Sem o PS a fazer de esquerda do sistema, o que estaria em debate, era se se deveria reduzir o IRC ou aumentar o IRC (já alguém ouviu falar das propostas do PCP para aumentar o IRC sobre os lucros superiores a 250 milhões de euros?). Era se se deveria reduzir o IRS dos mais ricos ou se estes deveriam ser taxados por todos os seus rendimentos (englobamento obrigatório acima de 83 mil euros como propõe o PCP). Era como se acabam com os benefícios fiscais ao grande capital que custaram, só em deduções à colecta no IRC, um total de 1087 milhões de euros no ano de 2023 (governo de maioria absoluta PS).

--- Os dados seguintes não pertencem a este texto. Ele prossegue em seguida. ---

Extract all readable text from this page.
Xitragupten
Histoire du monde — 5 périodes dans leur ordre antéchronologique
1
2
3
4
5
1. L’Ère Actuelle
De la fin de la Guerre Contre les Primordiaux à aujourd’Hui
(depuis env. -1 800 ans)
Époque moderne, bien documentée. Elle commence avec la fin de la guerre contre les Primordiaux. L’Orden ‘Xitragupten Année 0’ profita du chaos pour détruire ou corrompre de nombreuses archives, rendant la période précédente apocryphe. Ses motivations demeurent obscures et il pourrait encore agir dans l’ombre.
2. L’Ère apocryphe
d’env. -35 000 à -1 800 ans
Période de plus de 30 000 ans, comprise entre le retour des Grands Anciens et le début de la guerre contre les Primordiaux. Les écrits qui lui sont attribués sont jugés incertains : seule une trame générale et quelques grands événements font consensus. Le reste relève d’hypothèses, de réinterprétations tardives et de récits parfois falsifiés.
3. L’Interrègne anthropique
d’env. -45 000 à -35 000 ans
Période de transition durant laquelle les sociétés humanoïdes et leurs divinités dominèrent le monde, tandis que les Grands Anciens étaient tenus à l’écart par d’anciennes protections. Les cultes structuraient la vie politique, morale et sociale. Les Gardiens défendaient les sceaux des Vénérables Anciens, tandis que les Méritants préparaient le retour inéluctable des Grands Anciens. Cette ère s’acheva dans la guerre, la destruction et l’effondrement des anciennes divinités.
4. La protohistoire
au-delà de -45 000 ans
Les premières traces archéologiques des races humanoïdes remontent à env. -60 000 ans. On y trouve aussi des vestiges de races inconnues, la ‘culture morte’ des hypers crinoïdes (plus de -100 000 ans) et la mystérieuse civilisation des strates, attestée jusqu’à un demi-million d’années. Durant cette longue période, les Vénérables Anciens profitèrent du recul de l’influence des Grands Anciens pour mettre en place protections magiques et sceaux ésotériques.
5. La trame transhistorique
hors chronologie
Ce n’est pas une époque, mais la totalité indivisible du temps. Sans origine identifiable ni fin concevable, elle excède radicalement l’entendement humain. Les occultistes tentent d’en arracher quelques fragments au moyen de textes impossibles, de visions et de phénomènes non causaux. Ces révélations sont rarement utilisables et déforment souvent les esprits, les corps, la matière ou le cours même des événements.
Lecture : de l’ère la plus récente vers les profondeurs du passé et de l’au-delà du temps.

Era como se consegue corrigir o desvio anticonstitucional na carga fiscal, com o peso crescente dos impostos indirectos, mais injustos (e por isso o PCP propõe baixar o IVA da electricidade, gás e telecomunicações, tudo com incidência directa e controlável sobre os preços cobrados às famílias).
A deslocação do debate político e mediático para a direita, dirigida pelos interesses das classes privilegiadas, só é possível pelo papel activo nesse estratagema do conjunto dos partidos da política de direita – PS, PSD, CDS, IL, CH.
- 1. E já agora, uma nota de rodapé. Nas eleições, a IL propunha 15% como taxa de IRC. Na altura dissemos que era apenas um passo na corrida para zero. Como o PSD já colocou a fasquia nos 15%, a IL avança com 12%, assim confirmando que o seu projecto é eliminar o IRC e colocar todas as receitas fiscais sobre os ombros dos trabalhadores.